The Pittsburgh Steelers only have a handful of remaining veterans who own rings from Super Bowl XL and Super Bowl XLIII, and speculation has mounted as to how many of those might be back for 2016. The team erased all doubt when it came to one of them, as the Steelers long snapper Greg Warren resigned with the team, inking a one year extension that keeps him in Pittsburgh for an 11th season.
- This is the fourth year the Steelers have signed Greg Warren to a 1 year contract, per Chris Adamanski of the Pittsburgh Tribune-Review.
The Steelers originally signed Greg Warren as an undrafted rookie free agent in the spring of 2005 where he replaced Mike Schneck who’d held down the long snapping duties since 1999. Only linebacker James Harrison has been with the Steelers longer than Greg Warren, and Warren’s tenure matches that of Ben Roethlisberger and is one year less than that of Heath Miller’s.
James Harrison has yet to decide if he will return for a final season, and the Steelers have not signaled whether they will welcome him back, although Jim Wexell of Steel City Insider has reported that the Steelers want to give priority developing Bud Dupree and Jarvis Jones. Heath Miller has also been rumored to be an impending cap casualty, but that is not likely to happen.
The Case Steelers Resigning Greg Warren
While it’s a done deal, the case against the Steelers resigning Greg Warren would flow like this: football is a young man’s game and at age 35, Greg Warren more than qualifies for NFL senior citizen status.
- On top of that, the only thing that Greg Warren does for the Steelers is snap on punts and place kicks.
As injuries to Maurkice Pouncey, Le’Veon Bell, Antonio Brown, Kelvin Beachum and DeAngelo Williams illustrates, winning in the modern NFL is as much a game of attrition as it is anything else. Locking up a roster spot to someone who is nothing more than a long snapper is a waste, and the slot should go to someone who offers greater position flexibility….

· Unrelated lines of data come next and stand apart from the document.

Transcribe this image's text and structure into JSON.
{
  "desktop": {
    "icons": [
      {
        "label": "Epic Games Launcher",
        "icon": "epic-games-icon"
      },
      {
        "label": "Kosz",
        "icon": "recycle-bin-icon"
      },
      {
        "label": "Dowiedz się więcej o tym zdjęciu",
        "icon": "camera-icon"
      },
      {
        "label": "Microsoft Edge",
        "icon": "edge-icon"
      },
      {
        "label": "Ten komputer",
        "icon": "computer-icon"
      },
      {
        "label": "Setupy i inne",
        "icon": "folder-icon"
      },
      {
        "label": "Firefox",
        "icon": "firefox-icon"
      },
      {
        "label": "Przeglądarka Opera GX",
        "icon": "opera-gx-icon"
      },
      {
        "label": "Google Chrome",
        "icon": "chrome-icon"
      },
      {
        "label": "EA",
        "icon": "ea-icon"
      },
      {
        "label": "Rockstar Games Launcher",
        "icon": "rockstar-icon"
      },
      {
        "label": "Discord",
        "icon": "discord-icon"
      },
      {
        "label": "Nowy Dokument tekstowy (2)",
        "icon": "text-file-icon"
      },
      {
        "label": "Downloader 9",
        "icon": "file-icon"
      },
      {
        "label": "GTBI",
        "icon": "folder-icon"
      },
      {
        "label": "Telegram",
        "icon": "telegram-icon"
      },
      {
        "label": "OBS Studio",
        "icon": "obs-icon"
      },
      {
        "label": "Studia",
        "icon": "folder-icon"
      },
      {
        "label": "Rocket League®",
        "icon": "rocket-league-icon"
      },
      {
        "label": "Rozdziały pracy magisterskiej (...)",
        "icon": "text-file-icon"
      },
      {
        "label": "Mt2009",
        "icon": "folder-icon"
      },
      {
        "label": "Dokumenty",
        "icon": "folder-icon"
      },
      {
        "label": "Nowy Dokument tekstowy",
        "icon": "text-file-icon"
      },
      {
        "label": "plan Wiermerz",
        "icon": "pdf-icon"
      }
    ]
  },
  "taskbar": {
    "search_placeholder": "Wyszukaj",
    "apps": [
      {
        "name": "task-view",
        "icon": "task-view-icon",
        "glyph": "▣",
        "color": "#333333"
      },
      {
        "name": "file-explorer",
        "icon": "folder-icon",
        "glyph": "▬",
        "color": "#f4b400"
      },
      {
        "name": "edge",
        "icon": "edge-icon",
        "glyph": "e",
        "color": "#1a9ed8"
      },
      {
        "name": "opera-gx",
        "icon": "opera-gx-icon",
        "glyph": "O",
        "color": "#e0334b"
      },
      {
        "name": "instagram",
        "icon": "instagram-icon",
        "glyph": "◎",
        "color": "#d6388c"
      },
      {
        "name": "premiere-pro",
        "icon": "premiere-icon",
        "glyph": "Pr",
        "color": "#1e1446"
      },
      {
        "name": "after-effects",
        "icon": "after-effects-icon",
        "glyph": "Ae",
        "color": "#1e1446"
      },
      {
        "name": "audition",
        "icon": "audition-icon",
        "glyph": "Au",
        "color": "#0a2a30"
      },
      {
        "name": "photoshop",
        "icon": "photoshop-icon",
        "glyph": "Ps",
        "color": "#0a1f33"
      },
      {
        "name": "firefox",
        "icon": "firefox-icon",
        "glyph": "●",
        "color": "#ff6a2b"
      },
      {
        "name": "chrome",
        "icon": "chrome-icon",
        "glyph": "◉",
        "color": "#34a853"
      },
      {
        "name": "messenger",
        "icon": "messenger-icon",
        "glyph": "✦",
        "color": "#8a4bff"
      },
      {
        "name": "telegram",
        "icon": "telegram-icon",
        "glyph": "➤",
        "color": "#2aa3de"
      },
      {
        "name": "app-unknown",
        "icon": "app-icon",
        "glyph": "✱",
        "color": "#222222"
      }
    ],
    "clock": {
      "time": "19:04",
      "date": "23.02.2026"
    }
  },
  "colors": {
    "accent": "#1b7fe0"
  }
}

The Case for the Steelers Resigning Greg Warren
…Chuck Noll in fact, doggedly held that same philosophy on long snapping, believing it was a waste of a roster spot. But in a muddy game at Cleveland Stadium during the Steelers disastrous 1988 season, Hall of Fame center Mike Webster once snapped the ball over Harry Newsome’s that ended up causing Pittsburgh a 50 yard loss.
Chuck Noll wised up, and relented to signing a long snapper.
The case for the Steelers resigning Greg Warren comes down to one very simple question:
- When was the last time you saw a bad snap impact the outcome of a Steelers game?
The answer would probably be the time that James Harrison snapped the ball over Mitch Berger’s head in the 2008 Steelers loss to the Giants.
And Harrison was snapping because Greg Warren had torn his ACL in that game. Greg Warren has one job to do for the Pittsburgh Steelers. He does that job very well, and the Steelers are smart to keep him around for as long as he can keep doing it.